The BlackBerry was once the icon for successful working people. Nickname: crackberry, because of the ‘addictive’ properties of the device with its handy keyboard.
But after the introduction of the iPhone, and other touchscreen phones, usage slowly died out. And since Tuesday, the BlackBerry has officially ‘deceased’: on January 4, the servers on which the devices run went off the air, so you can’t really do anything with it. Only a group of newer BlackBerrys, made under license by the Chinese electronics company TCL and with an Android operating system, are not affected by this.
‘Extension of e-mail mailbox’
In the 1990s, the BlackBerry, made by the company then called Research in Motion, was launched in the United States and Canada. With the black device, users could suddenly read their mail everywhere and type a super-fast answer on a Qwerty keyboard – calling was only possible a few years later, from 2002.
The device “works as an extension of the e-mail mailbox on the PC”, explained NRC to readers in 2001, when the device was also introduced in Europe. “Emails that arrive – when the PC user is on the road – are immediately forwarded to the mobile device.”
The BlackBerry has been embraced by bankers, lawyers and politicians like Barack Obama. Jan Peter Balkende was also an adept. When the then prime minister ended up in hospital in 2004 because of an aggressive bacteria in his foot and therefore had to cancel on Budget Day, he could continue to send e-mails from his bed “via his BlackBerry pocket computer”, reported NRC at the time.

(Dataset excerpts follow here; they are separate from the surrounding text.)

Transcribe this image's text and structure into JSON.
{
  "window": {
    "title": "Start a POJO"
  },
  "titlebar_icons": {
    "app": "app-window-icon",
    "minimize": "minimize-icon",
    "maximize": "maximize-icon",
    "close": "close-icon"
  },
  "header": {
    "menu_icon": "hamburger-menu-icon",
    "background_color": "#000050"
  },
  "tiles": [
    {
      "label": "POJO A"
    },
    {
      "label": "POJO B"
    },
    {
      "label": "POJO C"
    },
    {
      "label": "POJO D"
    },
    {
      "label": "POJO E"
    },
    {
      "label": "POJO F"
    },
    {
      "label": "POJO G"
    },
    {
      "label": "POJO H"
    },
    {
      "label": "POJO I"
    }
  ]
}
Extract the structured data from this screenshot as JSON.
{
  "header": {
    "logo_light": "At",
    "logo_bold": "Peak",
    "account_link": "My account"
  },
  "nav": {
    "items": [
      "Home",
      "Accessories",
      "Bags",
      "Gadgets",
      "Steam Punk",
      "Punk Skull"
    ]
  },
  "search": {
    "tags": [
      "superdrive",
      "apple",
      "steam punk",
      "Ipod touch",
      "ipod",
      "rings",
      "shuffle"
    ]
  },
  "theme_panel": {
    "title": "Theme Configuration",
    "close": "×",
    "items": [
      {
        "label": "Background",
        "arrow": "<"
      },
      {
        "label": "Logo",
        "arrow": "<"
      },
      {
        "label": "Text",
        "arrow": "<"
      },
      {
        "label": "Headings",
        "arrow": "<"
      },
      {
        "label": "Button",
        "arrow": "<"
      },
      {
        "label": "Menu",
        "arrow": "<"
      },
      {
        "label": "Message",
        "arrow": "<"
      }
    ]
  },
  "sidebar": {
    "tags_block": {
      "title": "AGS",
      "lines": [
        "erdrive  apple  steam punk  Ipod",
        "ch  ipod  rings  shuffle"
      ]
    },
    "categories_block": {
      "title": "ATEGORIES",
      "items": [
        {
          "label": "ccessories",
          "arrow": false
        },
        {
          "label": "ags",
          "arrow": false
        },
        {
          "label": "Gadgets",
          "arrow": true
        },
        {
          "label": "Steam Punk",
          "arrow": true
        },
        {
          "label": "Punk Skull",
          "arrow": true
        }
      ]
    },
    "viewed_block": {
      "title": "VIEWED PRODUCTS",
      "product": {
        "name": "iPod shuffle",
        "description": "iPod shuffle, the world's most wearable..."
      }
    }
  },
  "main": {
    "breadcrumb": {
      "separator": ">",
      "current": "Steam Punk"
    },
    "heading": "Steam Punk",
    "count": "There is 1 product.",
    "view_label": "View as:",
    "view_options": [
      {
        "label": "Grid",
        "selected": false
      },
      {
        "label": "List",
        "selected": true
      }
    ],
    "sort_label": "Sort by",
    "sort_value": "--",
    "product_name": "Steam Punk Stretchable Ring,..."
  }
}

But however convenient, the use of BlackBerrys did come with a price, Joris Luyendijk noted in 2012, when he wrote at length about the City of London. There, he wrote, there are already “bizarre working hours”. But ever since the BlackBerry arrived, employees have never rested, they are “permanently available; evenings, weekends, holidays…”
the downfall
In 2007 Steve Jobs presented the device that in retrospect (partly) ushered in BlackBerry’s downfall: the iPhone. But as is often the case, the danger was not immediately recognized. It would be an “exaggeration” to call Apple’s device a “turnaround,” he said RiM CEO Jim Balsillie shortly after the introduction of the first iPhone. BlackBerry continued to rely on the safe and solid image, and the convenience of a real keyboard (a successful model with a touchscreen would never come).
For years, the Canadian company also went very well. Between 2008 and (peak) 2011, turnover tripled to almost $20 billion (17.6 billion euros). That year, $3.4 billion in profit was made.
At the time, BlackBerry was undergoing a metamorphosis. While maker Research in Motion was still aiming at the type of investment banker, the smartphone suddenly became very popular among young people. Mainly because of the ‘ping’: sending free messages to other BlackBerry users. “When I saw him I immediately gave all my numbers; my e-mail, my ping”, said fashion model Doutzen Kroes in 2010 in Show news, about the moment she met her future husband.
Also read this piece from 2016: What did we do for WhatsApp? ping
But pinging was gradually supplanted by WhatsApp and the BlackBerry went out of style. Except, as it turned out, with criminals who send each other encrypted messages with BlackBerry’s encryption software – in 2017, the detectives first announced that they had cracked a server with these kinds of messages.
After sales deteriorated for years and in 2013 it suffered a loss for the first time (545 million dollars), Research in Motion, which had since been renamed BlackBerry, changed course. The company would now focus on software. In 2015, it made its last own BlackBerry.